- (LOS - IFREMER)
Satellite altimeters are unique to provide robust estimates of the sea states generated by tropical cyclones (Young, 2003; Quilfen et al., 2006, 2010) and can help to quantify changes in sea surface height in storm-affected regions during the months following tropical cyclones (Jansen et al., 2010; Haney et al., 2012; Mei et al., 2013; Sriver, 2013). Changes in sea surface height are closely linked to changes in ocean heat content, which enable direct estimates of the vertically integrated changes in ocean temperatures caused by tropical cyclones.
The first objective of the project is to advance our knowledge of sea state conditions using the current altimeter datasets conjointly with numerical and analytical models, and to investigate how these waves participate to the ocean mixing and cold wake formation. With the actual satellite constellation and Argo floats deployment, coverage is far from complete but it is better than ever and will keep increasing.

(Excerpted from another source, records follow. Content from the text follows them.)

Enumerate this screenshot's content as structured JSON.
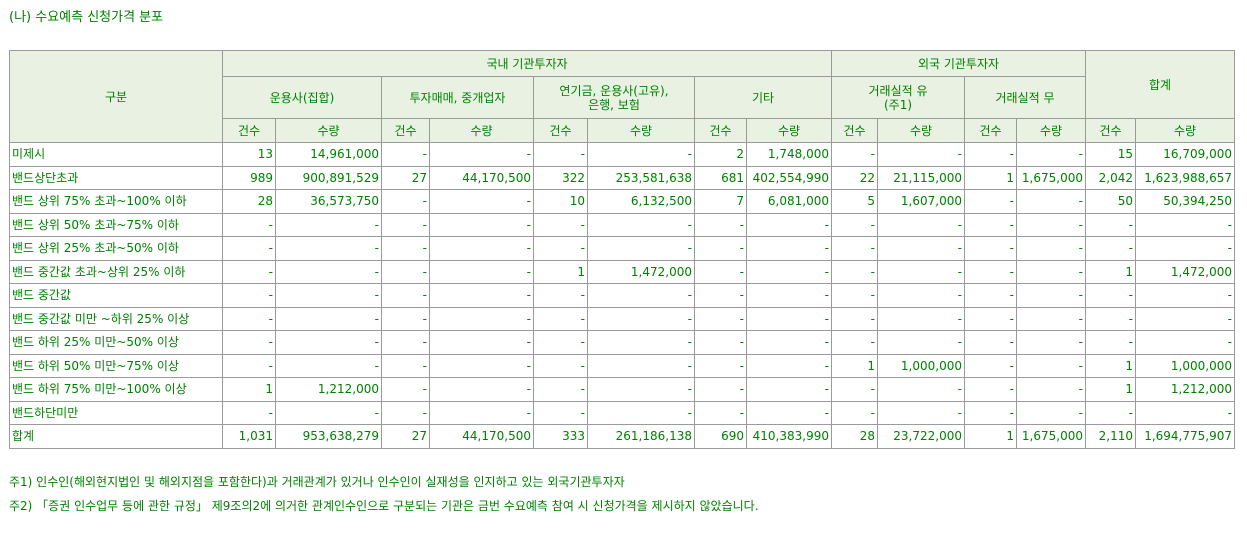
{
  "title": "(나) 수요예측 신청가격 분포",
  "header": {
    "category": "구분",
    "domestic": "국내 기관투자자",
    "foreign": "외국 기관투자자",
    "total": "합계",
    "groups": [
      "운용사(집합)",
      "투자매매, 중개업자",
      "연기금, 운용사(고유),\n은행, 보험",
      "기타",
      "거래실적 유\n(주1)",
      "거래실적 무"
    ],
    "count": "건수",
    "quantity": "수량"
  },
  "rows": [
    {
      "label": "미제시",
      "cells": [
        "13",
        "14,961,000",
        "-",
        "-",
        "-",
        "-",
        "2",
        "1,748,000",
        "-",
        "-",
        "-",
        "-",
        "15",
        "16,709,000"
      ]
    },
    {
      "label": "밴드상단초과",
      "cells": [
        "989",
        "900,891,529",
        "27",
        "44,170,500",
        "322",
        "253,581,638",
        "681",
        "402,554,990",
        "22",
        "21,115,000",
        "1",
        "1,675,000",
        "2,042",
        "1,623,988,657"
      ]
    },
    {
      "label": "밴드 상위 75% 초과~100% 이하",
      "cells": [
        "28",
        "36,573,750",
        "-",
        "-",
        "10",
        "6,132,500",
        "7",
        "6,081,000",
        "5",
        "1,607,000",
        "-",
        "-",
        "50",
        "50,394,250"
      ]
    },
    {
      "label": "밴드 상위 50% 초과~75% 이하",
      "cells": [
        "-",
        "-",
        "-",
        "-",
        "-",
        "-",
        "-",
        "-",
        "-",
        "-",
        "-",
        "-",
        "-",
        "-"
      ]
    },
    {
      "label": "밴드 상위 25% 초과~50% 이하",
      "cells": [
        "-",
        "-",
        "-",
        "-",
        "-",
        "-",
        "-",
        "-",
        "-",
        "-",
        "-",
        "-",
        "-",
        "-"
      ]
    },
    {
      "label": "밴드 중간값 초과~상위 25% 이하",
      "cells": [
        "-",
        "-",
        "-",
        "-",
        "1",
        "1,472,000",
        "-",
        "-",
        "-",
        "-",
        "-",
        "-",
        "1",
        "1,472,000"
      ]
    },
    {
      "label": "밴드 중간값",
      "cells": [
        "-",
        "-",
        "-",
        "-",
        "-",
        "-",
        "-",
        "-",
        "-",
        "-",
        "-",
        "-",
        "-",
        "-"
      ]
    },
    {
      "label": "밴드 중간값 미만 ~하위 25% 이상",
      "cells": [
        "-",
        "-",
        "-",
        "-",
        "-",
        "-",
        "-",
        "-",
        "-",
        "-",
        "-",
        "-",
        "-",
        "-"
      ]
    },
    {
      "label": "밴드 하위 25% 미만~50% 이상",
      "cells": [
        "-",
        "-",
        "-",
        "-",
        "-",
        "-",
        "-",
        "-",
        "-",
        "-",
        "-",
        "-",
        "-",
        "-"
      ]
    },
    {
      "label": "밴드 하위 50% 미만~75% 이상",
      "cells": [
        "-",
        "-",
        "-",
        "-",
        "-",
        "-",
        "-",
        "-",
        "1",
        "1,000,000",
        "-",
        "-",
        "1",
        "1,000,000"
      ]
    },
    {
      "label": "밴드 하위 75% 미만~100% 이상",
      "cells": [
        "1",
        "1,212,000",
        "-",
        "-",
        "-",
        "-",
        "-",
        "-",
        "-",
        "-",
        "-",
        "-",
        "1",
        "1,212,000"
      ]
    },
    {
      "label": "밴드하단미만",
      "cells": [
        "-",
        "-",
        "-",
        "-",
        "-",
        "-",
        "-",
        "-",
        "-",
        "-",
        "-",
        "-",
        "-",
        "-"
      ]
    },
    {
      "label": "합계",
      "cells": [
        "1,031",
        "953,638,279",
        "27",
        "44,170,500",
        "333",
        "261,186,138",
        "690",
        "410,383,990",
        "28",
        "23,722,000",
        "1",
        "1,675,000",
        "2,110",
        "1,694,775,907"
      ]
    }
  ],
  "notes": [
    "주1) 인수인(해외현지법인 및 해외지점을 포함한다)과 거래관계가 있거나 인수인이 실재성을 인지하고 있는 외국기관투자자",
    "주2) 「증권 인수업무 등에 관한 규정」 제9조의2에 의거한 관계인수인으로 구분되는 기관은 금번 수요예측 참여 시 신청가격을 제시하지 않았습니다."
  ]
}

The second objective is to investigate the re-stratification phase. What is of primary interest is what processes control the recovery of the wake toward pre-cyclone conditions, and how the balance and rates of these processes change depending on the parameters of the wake: buoyancy gradient, depth and width. The purpose here is to evaluate the processes of re-stratification of the cold wake, to characterize how dependent they are on pre-cyclonic ocean conditions and finally to quantify the ocean heat uptake by TCs. These objectives can only be achieved by using all the observations available conjointly with the understanding of processes that modeling experiments can offer.